Inside her bubble Bessie heard only her own breathing. Staring back down at the trooper, she saw him still holding his hat while turned in the saddle and looking back toward the cannons firing. which had erupted. Shaking his head to clear it, he rubbed his sleeve across his eye and looked back up at her.

Without the faintest idea what to do next, she slowly raised her hand…and waved. Her own jaw dropped as the trooper raised her his hat! Clamping it back on and jerking the head of his mount around, he dug his spurs into its flanks. Slapping the reins across its withers, he threw her a last backward look. Crouching lower over the saddle to spur his horse even faster, he galloped pell-mell down toward the farm house.

            About two minutes had passed since all of this had happened. A distant-sounding voice...was it Alex's?...or Ben's?... called distant-sounding voice, “Hey, under the headpiece! What's going on!? Earth calling Bessie!!”

It was too much! Springing up from the console, she yanked off the headband. Looking around around wildly, eyes wide and unseeing, she gasped, "Everything's blurry! Somebody-anybody - am I back!?" 

Nina grabbed her shoulders. “My god, are you okay!?”

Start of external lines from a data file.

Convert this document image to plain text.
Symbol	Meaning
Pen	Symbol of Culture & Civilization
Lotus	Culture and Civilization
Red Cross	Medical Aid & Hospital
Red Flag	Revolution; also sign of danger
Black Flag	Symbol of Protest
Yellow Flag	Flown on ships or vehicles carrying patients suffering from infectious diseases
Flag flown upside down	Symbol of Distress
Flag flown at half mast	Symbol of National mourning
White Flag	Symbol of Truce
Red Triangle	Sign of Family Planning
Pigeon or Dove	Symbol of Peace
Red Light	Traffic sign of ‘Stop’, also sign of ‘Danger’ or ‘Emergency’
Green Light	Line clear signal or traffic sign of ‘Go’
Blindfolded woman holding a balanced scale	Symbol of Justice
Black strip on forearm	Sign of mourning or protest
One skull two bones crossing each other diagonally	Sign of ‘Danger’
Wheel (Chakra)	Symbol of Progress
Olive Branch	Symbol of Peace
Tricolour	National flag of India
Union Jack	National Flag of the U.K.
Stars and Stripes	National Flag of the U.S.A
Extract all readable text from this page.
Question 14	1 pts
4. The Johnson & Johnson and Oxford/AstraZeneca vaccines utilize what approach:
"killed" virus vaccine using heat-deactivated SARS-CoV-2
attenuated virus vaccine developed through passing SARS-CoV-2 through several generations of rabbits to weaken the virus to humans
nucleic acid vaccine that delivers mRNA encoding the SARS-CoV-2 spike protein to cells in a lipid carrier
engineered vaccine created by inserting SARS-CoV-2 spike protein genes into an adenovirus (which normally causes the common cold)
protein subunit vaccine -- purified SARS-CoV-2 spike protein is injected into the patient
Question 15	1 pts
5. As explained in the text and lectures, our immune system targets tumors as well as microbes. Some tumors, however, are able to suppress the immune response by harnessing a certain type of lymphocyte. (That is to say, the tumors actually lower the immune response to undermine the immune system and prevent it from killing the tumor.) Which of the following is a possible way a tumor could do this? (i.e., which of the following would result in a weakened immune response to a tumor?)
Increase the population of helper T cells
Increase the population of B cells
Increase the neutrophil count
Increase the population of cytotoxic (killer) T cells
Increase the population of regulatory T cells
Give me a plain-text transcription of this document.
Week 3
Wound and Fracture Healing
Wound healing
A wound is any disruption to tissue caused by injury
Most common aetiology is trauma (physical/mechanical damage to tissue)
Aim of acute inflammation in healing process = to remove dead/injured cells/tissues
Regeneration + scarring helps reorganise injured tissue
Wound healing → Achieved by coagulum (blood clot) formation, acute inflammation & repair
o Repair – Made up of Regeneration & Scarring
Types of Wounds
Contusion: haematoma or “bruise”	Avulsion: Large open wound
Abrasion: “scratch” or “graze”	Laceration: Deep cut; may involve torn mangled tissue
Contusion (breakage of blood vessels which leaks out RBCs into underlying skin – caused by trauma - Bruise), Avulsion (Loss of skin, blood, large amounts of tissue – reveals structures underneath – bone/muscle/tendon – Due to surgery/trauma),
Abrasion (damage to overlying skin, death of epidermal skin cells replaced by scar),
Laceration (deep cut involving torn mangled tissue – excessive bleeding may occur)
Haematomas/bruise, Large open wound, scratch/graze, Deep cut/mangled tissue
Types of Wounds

            Clutching Maxwell in one hand, Bessie pressed her forehead with the other. “Yes! No! I don’t know!” Slowly, she realized she was back in the computer room. Looking at the monitor,   she started, “No, it can't be! That’s still showing…?”

His own headset off, Ben finished, “It’s still just our war game, Bean!” Seeing the condition she was in, his puzzled expression became one of concern. Dropping the Bean tag, he added, “What’s the problem, sis? I don’t get it!”

Taking a second look at the monitor still showing Gettysburg circa 1863, Bessie shook her head so hard, her long red hair flew in all directions. “No-no-no! None of you do! The problem’s not me!” Before any could answer she called through the doorway, “Dad, would you come in here!? Something’s very wrong with my headband!!”